What happened in 2019:
There was much political uncertainty in 2019 and as a result this had a major knock on effect on the property market and the finance that sat behind it. As a result completion times increased as the year went on. Heightened due diligence and a slow sales market meant there was less urgency to complete transactions.
To stimulate growth pricing fell throughout the year and the overcrowded bridging market drove prices down further. With the bridging and development market still providing an attractive prospect to new entrants the pricing remained low and created a race to the bottom. Consumers wanted lending at lower rates and higher LTVs, with some lenders now offering 80% LTV. Surely this is not a good thing for the long term health of the property finance market.
Down valuations of properties were a consistent challenge throughout the year and I personally witnessed a couple of occasions where properties saw a 15% reduction in market value. This made it more difficult to secure straight forward development finance. Bringing in the need for mezz and equity providers.
So how did that leave us at the end of 2019:
So what do we all think about the state of the global economy now?
The World – ‘the Macro Economy’
Here’s what I think.
As we move into 2020 there is heightened political uncertainty throughout the world and the US/China trade wars have muted the global economic outlook.
This stat on GDP Growth shows us there has been a slowdown in recent years:
As you can see 2020 has seen an upturn but it is still lagging behind 2017 levels.
As a result of this we have seen a lack of opportunities and low yields for property investors in their traditional markets. Investors have had to have become creative and target other areas of property investment including student housing and co living which have become more mainstream throughout the world.
However, despite the somewhat gloomy outlook the property investor appetite has not wilted and has shown little signs of abating. Even though global investment volumes in 2019 were down on the record levels of 2018, they were still the second highest on record.
2018 - $1,135bn
2019 - $1,120bn
And one must also remember the fall was not caused by a lack of capital but by a lack of assets which I am sure investors in the room can relate to.
In my opinion, if Brexit uncertainty is removed or there is an easing of global trade tensions, then there is a pent up demand to invest further into real estate. The comparatively attractive returns real estate can offer, as interest rates remain lower for longer, will continue to drive the market. It is important as an investor not to ignore the macro environment as trade wars, populist governments and climate risk are all influencing factors when it comes to our property investments.
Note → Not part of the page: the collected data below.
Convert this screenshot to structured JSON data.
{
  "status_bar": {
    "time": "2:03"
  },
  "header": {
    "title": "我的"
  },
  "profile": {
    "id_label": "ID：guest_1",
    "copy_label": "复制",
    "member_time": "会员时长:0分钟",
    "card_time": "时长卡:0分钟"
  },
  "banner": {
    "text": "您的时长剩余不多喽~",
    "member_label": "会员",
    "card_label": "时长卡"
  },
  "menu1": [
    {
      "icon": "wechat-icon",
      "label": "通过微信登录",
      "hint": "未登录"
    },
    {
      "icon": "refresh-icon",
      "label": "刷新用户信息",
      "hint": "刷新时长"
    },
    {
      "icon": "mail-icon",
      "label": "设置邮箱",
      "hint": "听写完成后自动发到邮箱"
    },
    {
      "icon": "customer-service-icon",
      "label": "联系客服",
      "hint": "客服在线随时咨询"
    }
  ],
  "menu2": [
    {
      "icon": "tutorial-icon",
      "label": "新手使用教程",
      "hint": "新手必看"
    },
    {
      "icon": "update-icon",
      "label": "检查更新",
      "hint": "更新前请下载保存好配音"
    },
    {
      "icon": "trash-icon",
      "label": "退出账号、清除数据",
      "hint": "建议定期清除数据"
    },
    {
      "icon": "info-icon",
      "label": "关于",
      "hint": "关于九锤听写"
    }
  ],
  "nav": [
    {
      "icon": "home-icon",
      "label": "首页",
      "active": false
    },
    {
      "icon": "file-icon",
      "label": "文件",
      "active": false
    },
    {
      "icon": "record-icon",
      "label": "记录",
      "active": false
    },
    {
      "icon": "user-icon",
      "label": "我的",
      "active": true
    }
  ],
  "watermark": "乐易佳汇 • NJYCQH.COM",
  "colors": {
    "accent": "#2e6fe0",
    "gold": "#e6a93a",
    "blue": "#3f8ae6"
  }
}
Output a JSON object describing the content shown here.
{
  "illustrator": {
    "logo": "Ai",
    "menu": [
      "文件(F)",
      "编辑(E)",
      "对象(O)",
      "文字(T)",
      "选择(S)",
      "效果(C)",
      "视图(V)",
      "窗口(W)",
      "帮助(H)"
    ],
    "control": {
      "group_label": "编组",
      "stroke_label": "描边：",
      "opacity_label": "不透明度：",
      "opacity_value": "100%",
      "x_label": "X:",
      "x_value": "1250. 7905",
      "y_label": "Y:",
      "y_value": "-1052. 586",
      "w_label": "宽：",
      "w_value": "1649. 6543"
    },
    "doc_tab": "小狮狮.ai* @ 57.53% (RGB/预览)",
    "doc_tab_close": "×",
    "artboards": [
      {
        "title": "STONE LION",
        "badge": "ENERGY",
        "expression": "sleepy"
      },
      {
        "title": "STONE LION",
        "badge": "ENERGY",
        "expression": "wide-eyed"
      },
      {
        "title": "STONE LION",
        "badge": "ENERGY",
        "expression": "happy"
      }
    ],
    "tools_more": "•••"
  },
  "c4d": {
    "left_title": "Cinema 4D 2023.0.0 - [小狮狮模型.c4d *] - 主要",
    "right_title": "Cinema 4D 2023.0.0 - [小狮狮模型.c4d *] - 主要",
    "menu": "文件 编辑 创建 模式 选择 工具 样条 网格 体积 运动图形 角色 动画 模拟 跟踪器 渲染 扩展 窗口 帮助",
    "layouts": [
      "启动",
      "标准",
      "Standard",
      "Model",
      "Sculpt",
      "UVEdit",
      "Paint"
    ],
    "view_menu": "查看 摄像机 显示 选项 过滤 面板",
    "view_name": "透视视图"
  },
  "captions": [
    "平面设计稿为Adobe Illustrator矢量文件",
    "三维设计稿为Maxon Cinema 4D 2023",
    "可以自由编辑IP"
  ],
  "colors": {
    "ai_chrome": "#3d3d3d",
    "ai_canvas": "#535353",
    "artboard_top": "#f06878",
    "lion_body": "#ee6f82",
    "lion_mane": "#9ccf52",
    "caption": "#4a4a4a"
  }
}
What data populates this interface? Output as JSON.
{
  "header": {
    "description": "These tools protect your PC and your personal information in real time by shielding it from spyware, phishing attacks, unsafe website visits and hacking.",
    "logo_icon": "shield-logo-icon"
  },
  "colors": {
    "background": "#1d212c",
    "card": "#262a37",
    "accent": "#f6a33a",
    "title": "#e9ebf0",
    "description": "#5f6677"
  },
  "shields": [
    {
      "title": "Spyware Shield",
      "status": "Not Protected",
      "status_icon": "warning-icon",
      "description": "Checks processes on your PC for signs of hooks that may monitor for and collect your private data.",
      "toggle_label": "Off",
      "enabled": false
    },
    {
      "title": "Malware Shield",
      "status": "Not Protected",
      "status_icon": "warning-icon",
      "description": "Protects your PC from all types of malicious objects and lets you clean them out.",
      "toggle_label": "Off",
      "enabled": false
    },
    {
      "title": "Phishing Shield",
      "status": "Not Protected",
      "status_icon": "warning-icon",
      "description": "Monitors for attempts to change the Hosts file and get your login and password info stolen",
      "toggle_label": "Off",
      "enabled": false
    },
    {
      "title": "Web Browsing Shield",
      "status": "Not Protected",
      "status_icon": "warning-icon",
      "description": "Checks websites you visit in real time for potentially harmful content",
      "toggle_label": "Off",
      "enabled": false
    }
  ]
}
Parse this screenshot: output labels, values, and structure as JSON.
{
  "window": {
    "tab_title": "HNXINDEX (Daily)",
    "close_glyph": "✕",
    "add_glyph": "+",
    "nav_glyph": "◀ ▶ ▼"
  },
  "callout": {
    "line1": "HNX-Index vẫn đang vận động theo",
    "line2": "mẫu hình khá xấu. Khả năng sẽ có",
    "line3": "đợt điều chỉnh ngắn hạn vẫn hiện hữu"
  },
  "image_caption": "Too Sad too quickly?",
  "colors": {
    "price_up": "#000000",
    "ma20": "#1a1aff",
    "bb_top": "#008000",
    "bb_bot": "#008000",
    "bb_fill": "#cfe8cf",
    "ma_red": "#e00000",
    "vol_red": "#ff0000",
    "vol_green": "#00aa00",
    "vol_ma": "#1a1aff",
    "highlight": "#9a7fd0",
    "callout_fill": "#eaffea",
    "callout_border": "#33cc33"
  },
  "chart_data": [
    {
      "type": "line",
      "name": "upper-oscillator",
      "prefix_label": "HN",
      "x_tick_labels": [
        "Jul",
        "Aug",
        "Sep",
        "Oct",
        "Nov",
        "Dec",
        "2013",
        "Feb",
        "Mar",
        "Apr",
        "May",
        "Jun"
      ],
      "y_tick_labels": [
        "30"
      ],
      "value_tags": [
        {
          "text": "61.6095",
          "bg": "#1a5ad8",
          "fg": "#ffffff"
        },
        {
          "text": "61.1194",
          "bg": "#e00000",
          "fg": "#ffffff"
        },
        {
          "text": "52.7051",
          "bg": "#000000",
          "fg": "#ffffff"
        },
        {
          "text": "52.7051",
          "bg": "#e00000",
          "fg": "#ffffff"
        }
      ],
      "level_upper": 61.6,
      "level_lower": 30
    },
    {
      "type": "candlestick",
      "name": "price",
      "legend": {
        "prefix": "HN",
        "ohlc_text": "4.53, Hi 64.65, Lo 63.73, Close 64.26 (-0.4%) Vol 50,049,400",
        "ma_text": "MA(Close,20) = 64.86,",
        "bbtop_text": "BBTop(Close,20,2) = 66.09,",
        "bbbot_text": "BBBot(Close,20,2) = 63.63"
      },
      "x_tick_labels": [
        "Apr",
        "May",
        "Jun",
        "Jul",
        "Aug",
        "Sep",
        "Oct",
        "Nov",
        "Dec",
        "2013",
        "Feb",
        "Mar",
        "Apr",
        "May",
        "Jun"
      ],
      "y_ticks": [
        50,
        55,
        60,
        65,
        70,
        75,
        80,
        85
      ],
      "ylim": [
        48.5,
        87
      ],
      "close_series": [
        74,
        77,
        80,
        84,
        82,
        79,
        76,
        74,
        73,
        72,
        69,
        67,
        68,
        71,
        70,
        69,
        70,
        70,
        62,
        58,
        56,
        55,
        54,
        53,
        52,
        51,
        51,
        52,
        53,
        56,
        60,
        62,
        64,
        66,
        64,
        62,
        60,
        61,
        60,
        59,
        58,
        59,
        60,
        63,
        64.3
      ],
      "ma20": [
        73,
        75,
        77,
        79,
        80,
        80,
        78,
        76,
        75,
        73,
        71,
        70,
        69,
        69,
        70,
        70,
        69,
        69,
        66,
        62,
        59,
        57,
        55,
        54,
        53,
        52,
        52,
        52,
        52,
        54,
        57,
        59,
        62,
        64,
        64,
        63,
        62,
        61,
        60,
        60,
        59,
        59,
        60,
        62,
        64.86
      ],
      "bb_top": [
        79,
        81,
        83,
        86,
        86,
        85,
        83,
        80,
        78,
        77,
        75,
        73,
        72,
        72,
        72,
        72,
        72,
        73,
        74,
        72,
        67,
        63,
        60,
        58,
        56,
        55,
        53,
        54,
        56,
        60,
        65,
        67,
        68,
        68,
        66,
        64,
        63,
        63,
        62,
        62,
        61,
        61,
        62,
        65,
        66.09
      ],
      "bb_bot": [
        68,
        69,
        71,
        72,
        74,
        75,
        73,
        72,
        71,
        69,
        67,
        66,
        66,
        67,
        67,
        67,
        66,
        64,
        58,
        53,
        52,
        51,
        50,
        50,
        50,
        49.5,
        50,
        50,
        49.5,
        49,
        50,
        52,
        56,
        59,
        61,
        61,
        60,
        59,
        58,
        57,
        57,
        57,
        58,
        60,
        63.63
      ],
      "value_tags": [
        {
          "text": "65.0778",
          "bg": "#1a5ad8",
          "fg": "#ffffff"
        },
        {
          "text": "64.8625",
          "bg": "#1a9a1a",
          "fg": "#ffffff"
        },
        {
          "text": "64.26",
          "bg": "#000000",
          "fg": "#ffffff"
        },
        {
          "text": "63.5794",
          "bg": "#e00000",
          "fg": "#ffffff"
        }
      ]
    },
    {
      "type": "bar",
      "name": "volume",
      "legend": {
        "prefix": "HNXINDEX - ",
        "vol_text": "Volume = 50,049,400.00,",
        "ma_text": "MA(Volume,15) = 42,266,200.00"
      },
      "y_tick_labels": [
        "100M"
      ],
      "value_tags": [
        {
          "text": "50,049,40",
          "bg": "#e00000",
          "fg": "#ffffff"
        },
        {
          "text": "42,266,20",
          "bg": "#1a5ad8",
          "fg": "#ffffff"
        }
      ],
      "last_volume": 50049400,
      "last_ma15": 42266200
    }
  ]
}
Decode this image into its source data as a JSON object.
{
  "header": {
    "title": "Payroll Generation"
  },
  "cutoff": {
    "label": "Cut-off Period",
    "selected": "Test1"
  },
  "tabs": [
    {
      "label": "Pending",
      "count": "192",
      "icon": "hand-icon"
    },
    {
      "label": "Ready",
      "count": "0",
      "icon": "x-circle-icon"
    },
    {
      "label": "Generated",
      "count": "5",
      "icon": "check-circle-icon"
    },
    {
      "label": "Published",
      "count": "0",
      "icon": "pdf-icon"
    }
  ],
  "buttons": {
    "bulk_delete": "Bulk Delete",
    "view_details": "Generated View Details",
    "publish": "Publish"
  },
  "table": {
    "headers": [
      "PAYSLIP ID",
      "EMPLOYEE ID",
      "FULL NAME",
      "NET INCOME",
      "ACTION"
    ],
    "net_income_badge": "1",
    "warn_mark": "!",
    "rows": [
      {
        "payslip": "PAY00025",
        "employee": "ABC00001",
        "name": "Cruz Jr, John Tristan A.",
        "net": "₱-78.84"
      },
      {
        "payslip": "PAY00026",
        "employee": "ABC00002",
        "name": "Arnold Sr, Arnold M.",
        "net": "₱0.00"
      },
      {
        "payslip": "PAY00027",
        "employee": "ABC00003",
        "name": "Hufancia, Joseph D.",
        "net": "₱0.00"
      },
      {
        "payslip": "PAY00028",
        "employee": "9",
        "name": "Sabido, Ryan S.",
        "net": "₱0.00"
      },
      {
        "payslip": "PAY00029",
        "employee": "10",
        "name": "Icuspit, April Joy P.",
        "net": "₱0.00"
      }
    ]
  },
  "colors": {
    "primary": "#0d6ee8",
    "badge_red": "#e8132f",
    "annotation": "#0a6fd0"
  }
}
London – The Micro Economy
So the macros are telling us there is a lack of assets in the market and the global outlook isn’t overly rosy but what is it like here in London?
In spite of short term Brexit uncertainty, London is forecast to still be Europe’s largest city economy in 10 years’ time.
With rightmove predicting an ‘active spring market’ for the first time since 2016’s EU referendum, a recent JLL study has predicted house price growth to be 1% this year, 2.5% next year, before jumping to 4.5% in 2022.
When talking to my clients it appears optimism has returned and the number of new enquiries I have seen at the start of 2020 is very encouraging. From what I have seen there are lenders wanting to lend and investors who want to invest in the UK and London. Coupled with the UK chief economist at Ernst & Young’s view that the MPC’s decision to cut interest rates on Thursday is on a ‘knife edge’ it must indicate a good time to invest in property.
Furthermore, it is difficult to predict what the response will be from foreign investors. Since 2016, it has been reported that the UK and London, in particular, still provide an attractive prospect for foreign investment; some have argued that the uncertainty has actually provided more opportunities than ever before. Nevertheless, until there is complete clarity around the Brexit conditions, investors may continue to ‘sit on their hands’.
However, despite this we are due to see an increase in domestic investors and a number of regeneration projects are on our doorstep:
The Greenwich Peninsula – 15,000 new homes, shops, cafes etc - £8.5bn project
Barking Riverside – 10,000 new homes, shops and restaurants - £3.5bn spend
Old Kent Rd – The Cantuim Development 48 storey landmark tower with 113 new homes - £600m spend
So what will 2020 bring us? We hope for a positive environment for property investors and indications are that London and the UK will be at the forefront of this. The regeneration projects and optimism in the London market may be seen as good news for investors but be warned the fragile macro-economics of the World may throw us a few curve balls along the way.